15 Things I Overheard At A Domination And Fetish Convention

    Latex is in the air.

    I attended the 2014 DomCon, held in the basement of the LAX Hilton in Los Angeles. I knew there was going to be lots of leather, dominatrixes, and sex toys. Beyond that, I didn't know what to expect.

    Here are some things I overheard:

    1. "JESUS CHRIST, HENRY! THESE PEOPLE!"

    2. "DON'T YOU DARE TAKE MY FUCKING PICTURE!"

    3. "It's smells like leather and B.O."

    4. "Thank you, sir. May I have another?"

    5. "My husband loves these! He delivers my coffee like this."

    6. Professor Spank: "Give me any design you want, I'll turn it into a paddle."

    Professor Spank is a delightful fellow whose specialty is crafting customizable paddles. "This one guy once ordered the Vulcan sign from Star Trek, so I made it for him," Professor Spank told BuzzFeed. He had a wide selection of paddles plus a website where you can create your own design. I was particularly drawn to the Darth Vader paddle. Some people apparently like seeing Darth Vader's face on their butt cheeks.

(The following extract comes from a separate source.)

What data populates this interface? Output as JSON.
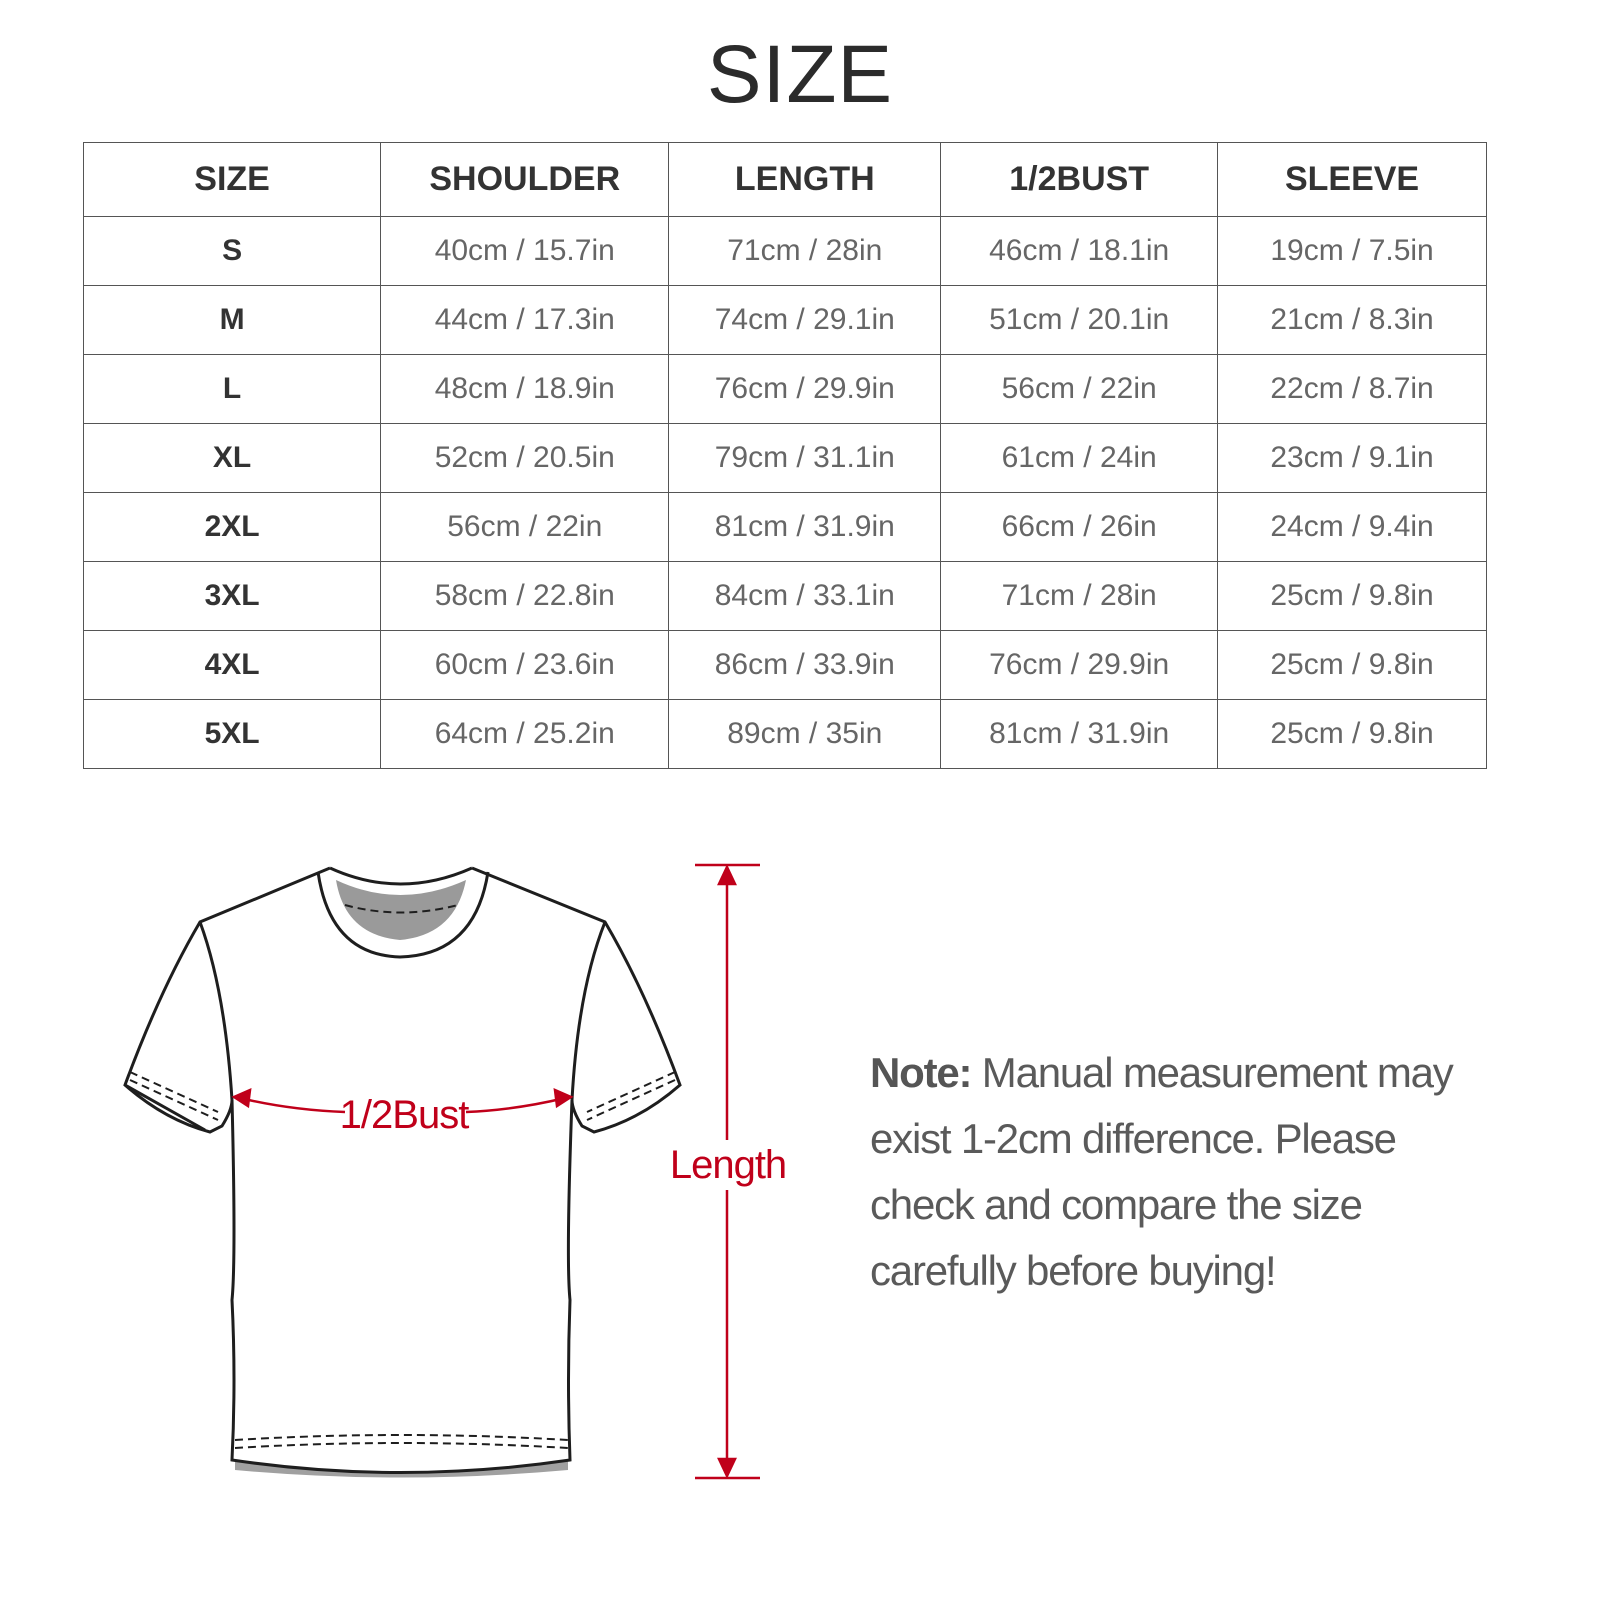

    7. "Excuse me, sir. Can you move two inches over? People need to get through."

    8. "So, what exactly is a pony?"

    I saw many humans willing to take on the role of a pony. They would have a harness strapped to their head and a stick jammed between their teeth. In some cases, "ponies" would wear a leather horse mask, covering most of the face (see above). During the "Best in Show" competition, a "pony" would be blindfolded and led through several obstacle courses by a trainer, using only straps and a switch. While a "pony" made its way through an obstacle course, the audience was respectfully silent. Upon completion, the audience applauded and cheered. It was like being at an equestrian show.

    9. "Woof! Woof!"

    10. "Have you ever played with electricity before?"

    The lady behind Current Pleasures explained that she came up with the idea for these gadgets after receiving electrotherapy for her back pain. "If you can apply electricity to the back, then you can apply electricity to any other part of the body."

    Although the table looked intimidating with all the clamps, wires, and electrical sockets, lots of couples spoke highly of electric play. "You get a true sense of danger without coming close to it," said Mary from Florida.

    11. Lady Anastasia: "The more sex you have with one person, the less dopamine gets released from your brain. This is where kinky stuff comes into play."

    12. Mistress Anna: "[My servant] is the warm body that happens to be attached to my property (referring to his penis, that's locked shut in a "chastity" device)"

    13. "Some people like playing with knives. But knives are for rookies. This is the real stuff."

    Among the metallic butt-plugs, chrome dildos, and finger traps, there were these "rolling pins." They're like pizza cutters, but with sharp tiny spikes. I rolled one on my finger, and I could feel the spikes digging hard into the skin. "They're mostly used for someone's back but hey, to each their own," said a female attendee who was nice enough to educate me about these specific toys.

    14. "Don't just remove the whip after you do it. Let it sit there for a second and slowly drag it away."

    15. "There's not a lot of fucking going on."

    In conclusion, BE HAPPY AND DO WHATEVER FLOATS YOUR BOAT.

    Note: Pictures of demos taken with consent.